As both sides traded airstrikes on Tuesday evening, Israeli Prime Minister Benjamin Netanyahu addressed the nation from Tel Aviv, saying, “We are in the midst of a significant operation.”
However the United Nations Secretary-General António Guterres said he was “gravely concerned” by the ongoing violence further calling upon both sides to calm down before the tensions turn into war.
Israeli bombing raids across Gaza have killed at least 35 people, including 12 children, according to Palestinian health officials, who also said 220 people have been injured, as of Tuesday evening. The Israeli military said it had killed more than 15 militants.
Rockets were fired towards Tel Aviv in the early hours of Wednesday morning. Sirens could be heard warning of an impending attack around 3 a.m. local time. It was not immediately clear if there were any casualties.
In the town of Ashkelon, two people were killed by rocket fire Tuesday, according to an Israeli military spokesman.

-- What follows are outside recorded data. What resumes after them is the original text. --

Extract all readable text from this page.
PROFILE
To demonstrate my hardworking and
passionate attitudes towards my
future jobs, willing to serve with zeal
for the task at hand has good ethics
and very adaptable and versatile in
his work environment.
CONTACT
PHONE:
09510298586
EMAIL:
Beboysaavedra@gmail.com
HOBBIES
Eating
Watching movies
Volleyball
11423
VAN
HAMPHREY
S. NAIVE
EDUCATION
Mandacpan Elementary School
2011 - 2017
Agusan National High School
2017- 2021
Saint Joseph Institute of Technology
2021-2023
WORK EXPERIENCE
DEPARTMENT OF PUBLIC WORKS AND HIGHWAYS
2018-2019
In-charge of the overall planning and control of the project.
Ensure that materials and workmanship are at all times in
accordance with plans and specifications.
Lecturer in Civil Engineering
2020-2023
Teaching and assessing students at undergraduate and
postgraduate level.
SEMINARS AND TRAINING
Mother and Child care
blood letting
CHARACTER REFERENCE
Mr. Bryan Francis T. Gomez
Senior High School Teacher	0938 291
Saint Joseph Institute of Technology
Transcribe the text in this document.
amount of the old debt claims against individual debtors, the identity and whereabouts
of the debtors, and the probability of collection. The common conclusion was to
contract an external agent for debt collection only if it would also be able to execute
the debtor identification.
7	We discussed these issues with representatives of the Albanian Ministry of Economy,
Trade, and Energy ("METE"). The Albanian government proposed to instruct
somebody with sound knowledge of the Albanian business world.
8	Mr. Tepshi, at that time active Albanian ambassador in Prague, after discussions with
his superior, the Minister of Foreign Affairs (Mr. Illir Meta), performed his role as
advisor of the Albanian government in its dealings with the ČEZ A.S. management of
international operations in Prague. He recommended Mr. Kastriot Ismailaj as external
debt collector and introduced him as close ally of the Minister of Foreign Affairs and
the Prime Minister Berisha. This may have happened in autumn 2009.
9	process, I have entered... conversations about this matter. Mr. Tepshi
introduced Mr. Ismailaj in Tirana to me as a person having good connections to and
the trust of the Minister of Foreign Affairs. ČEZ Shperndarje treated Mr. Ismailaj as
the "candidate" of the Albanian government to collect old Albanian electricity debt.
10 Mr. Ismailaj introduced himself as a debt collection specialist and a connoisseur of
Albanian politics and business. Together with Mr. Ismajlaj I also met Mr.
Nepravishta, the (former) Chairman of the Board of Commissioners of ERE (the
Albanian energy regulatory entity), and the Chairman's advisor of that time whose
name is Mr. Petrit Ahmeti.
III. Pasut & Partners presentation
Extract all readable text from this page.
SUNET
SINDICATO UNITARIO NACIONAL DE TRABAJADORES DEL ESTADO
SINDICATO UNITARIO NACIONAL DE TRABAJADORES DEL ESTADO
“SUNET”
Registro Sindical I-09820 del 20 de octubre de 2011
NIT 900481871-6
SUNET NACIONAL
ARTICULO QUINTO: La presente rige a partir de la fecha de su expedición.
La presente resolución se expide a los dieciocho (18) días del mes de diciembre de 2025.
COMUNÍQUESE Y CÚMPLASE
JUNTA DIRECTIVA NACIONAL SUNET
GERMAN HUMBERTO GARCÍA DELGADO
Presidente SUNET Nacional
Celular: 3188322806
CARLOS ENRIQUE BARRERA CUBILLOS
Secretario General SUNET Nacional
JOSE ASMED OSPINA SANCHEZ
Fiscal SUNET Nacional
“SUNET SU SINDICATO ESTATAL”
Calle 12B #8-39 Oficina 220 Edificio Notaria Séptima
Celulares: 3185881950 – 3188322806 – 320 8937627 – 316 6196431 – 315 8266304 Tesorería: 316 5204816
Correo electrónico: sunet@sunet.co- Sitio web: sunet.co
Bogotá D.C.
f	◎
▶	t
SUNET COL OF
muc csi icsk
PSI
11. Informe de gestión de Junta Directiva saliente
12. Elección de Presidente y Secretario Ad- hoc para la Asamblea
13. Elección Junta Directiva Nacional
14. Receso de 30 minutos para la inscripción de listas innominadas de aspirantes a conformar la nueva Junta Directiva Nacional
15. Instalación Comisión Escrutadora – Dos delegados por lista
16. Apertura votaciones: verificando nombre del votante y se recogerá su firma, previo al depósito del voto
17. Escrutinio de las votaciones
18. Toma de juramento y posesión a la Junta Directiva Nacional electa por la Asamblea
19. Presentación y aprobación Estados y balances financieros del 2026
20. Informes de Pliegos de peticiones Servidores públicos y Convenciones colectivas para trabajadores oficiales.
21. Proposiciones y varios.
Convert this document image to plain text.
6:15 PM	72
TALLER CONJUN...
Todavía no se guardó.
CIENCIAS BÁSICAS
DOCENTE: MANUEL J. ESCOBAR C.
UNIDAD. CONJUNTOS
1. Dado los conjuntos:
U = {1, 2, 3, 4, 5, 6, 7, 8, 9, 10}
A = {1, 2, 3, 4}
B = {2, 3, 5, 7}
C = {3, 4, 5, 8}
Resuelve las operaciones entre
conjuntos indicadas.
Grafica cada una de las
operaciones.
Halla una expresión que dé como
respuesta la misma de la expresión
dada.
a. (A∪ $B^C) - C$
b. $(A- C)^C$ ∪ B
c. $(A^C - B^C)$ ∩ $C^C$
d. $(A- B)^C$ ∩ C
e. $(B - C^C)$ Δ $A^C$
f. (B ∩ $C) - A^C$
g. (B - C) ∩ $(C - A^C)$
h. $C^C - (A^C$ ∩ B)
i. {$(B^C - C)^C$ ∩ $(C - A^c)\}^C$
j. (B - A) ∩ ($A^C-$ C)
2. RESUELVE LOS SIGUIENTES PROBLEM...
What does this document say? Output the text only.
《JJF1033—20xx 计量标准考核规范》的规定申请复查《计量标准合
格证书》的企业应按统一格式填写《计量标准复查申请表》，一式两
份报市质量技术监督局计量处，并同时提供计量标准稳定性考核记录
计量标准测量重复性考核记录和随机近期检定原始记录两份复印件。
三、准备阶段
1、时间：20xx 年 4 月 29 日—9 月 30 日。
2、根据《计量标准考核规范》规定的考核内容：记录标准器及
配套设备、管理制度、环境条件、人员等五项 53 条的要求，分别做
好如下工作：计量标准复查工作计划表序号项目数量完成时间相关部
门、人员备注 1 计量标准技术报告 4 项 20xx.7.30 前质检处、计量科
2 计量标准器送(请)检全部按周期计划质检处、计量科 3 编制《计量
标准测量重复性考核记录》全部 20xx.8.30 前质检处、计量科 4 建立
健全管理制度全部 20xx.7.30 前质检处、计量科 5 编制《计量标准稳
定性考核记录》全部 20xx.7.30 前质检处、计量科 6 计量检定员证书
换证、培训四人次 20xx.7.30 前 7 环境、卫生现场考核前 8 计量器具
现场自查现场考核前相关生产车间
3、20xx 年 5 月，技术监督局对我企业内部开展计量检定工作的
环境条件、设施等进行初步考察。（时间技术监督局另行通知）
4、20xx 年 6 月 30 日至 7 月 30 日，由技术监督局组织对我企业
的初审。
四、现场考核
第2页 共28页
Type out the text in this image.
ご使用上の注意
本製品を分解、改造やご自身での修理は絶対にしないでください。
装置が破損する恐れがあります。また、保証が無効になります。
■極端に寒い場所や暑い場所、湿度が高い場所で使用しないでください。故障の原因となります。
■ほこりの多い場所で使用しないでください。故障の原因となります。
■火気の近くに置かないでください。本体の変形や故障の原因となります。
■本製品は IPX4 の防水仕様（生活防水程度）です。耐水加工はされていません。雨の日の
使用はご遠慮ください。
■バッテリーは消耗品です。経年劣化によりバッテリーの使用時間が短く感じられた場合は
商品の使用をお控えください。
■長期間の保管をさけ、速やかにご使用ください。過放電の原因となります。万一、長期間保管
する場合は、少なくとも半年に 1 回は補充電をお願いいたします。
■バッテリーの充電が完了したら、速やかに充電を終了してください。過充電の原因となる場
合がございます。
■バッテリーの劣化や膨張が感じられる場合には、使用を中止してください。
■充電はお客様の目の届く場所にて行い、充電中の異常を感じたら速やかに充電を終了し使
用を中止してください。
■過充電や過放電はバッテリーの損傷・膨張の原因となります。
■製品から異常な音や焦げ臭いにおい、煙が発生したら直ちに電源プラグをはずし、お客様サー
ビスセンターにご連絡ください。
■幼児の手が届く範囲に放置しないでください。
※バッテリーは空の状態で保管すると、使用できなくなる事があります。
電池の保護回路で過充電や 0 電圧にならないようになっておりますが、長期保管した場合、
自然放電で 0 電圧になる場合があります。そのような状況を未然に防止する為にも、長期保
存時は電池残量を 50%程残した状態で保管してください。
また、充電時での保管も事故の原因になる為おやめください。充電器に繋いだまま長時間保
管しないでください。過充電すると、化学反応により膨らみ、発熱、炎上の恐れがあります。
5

A third person died in the town of Rishon Lezion, south of Tel Aviv on Tuesday evening after a rocket attack, Israeli media reported citing the ZAKA emergency service.
The Israeli military said in a morning briefing Wednesday that a total of five Israeli civilians have now been killed since the start of the violent exchange of rocket fire and airstrikes between Gaza and Israel earlier this week.
A 13-story tower block in Gaza city collapsed on Tuesday night after it was hit by an Israeli airstrike, drawing vows of retaliation from militants.
The Israel Defense Forces (IDF) said in a statement that the building contained offices used by Hamas across several floors, including intelligence offices of its military wing, and a research and development unit working on rockets.
The IDF also said it provided “advance warning to civilians in the building and provided sufficient time for them to evacuate the site.”
The larger building, known as the al-Jawahera building, houses media network companies and other offices.
Following the Israeli strike on the tower, a barrage of more than 200 rockets was then fired from Gaza into Israel.
Earlier Hamas had warned if residential tower buildings in Gaza were targeted, they would not sit idle and would respond with rocket fire.
Palestinian Ministry of Health spokesman in Gaza Ashraf, Al Qidra, said many Gaza residents are now in a state of panic due to the ongoing Israeli airstrikes.
“The deliberate targeting of civilian houses and crowded residential neighborhoods puts more than half of the population of the Gaza Strip, including women and children, in a state of panic,” Al Qidra said in a post to Twitter on Wednesday.
He said the ongoing Israeli airstrikes have “dangerous psychological repercussions due to frightening and successive sounds of explosions, scenes of destruction and victims.”
Al Qidra also said 43% of the victims in Gaza are children and women, Gaza’s Interior Ministry’s spokesman Iyad al-Bazam also said in a statement released Wednesday that dozens of Israeli airstrikes hit several areas in Gaza.
Most airstrikes hit Gaza City and Khan Yunis in the southern portion of Gaza.
In the past two days, Hamas and Islamic Jihad in Gaza have fired at least 500 rockets into Israel, forcing the closure of Israel’s main international airport, Ben Gurion, about fifteen kilometers east of Tel Aviv.
The militants say it is a response to the actions of Israeli police who fired stun grenades inside the Aqsa mosque in Jerusalem — one of the city’s holiest sites — on Monday morning.
Hundreds of Palestinians went to hospitals for treatment after ensuing clashes with Israeli police, in the most serious violence seen in the city in weeks.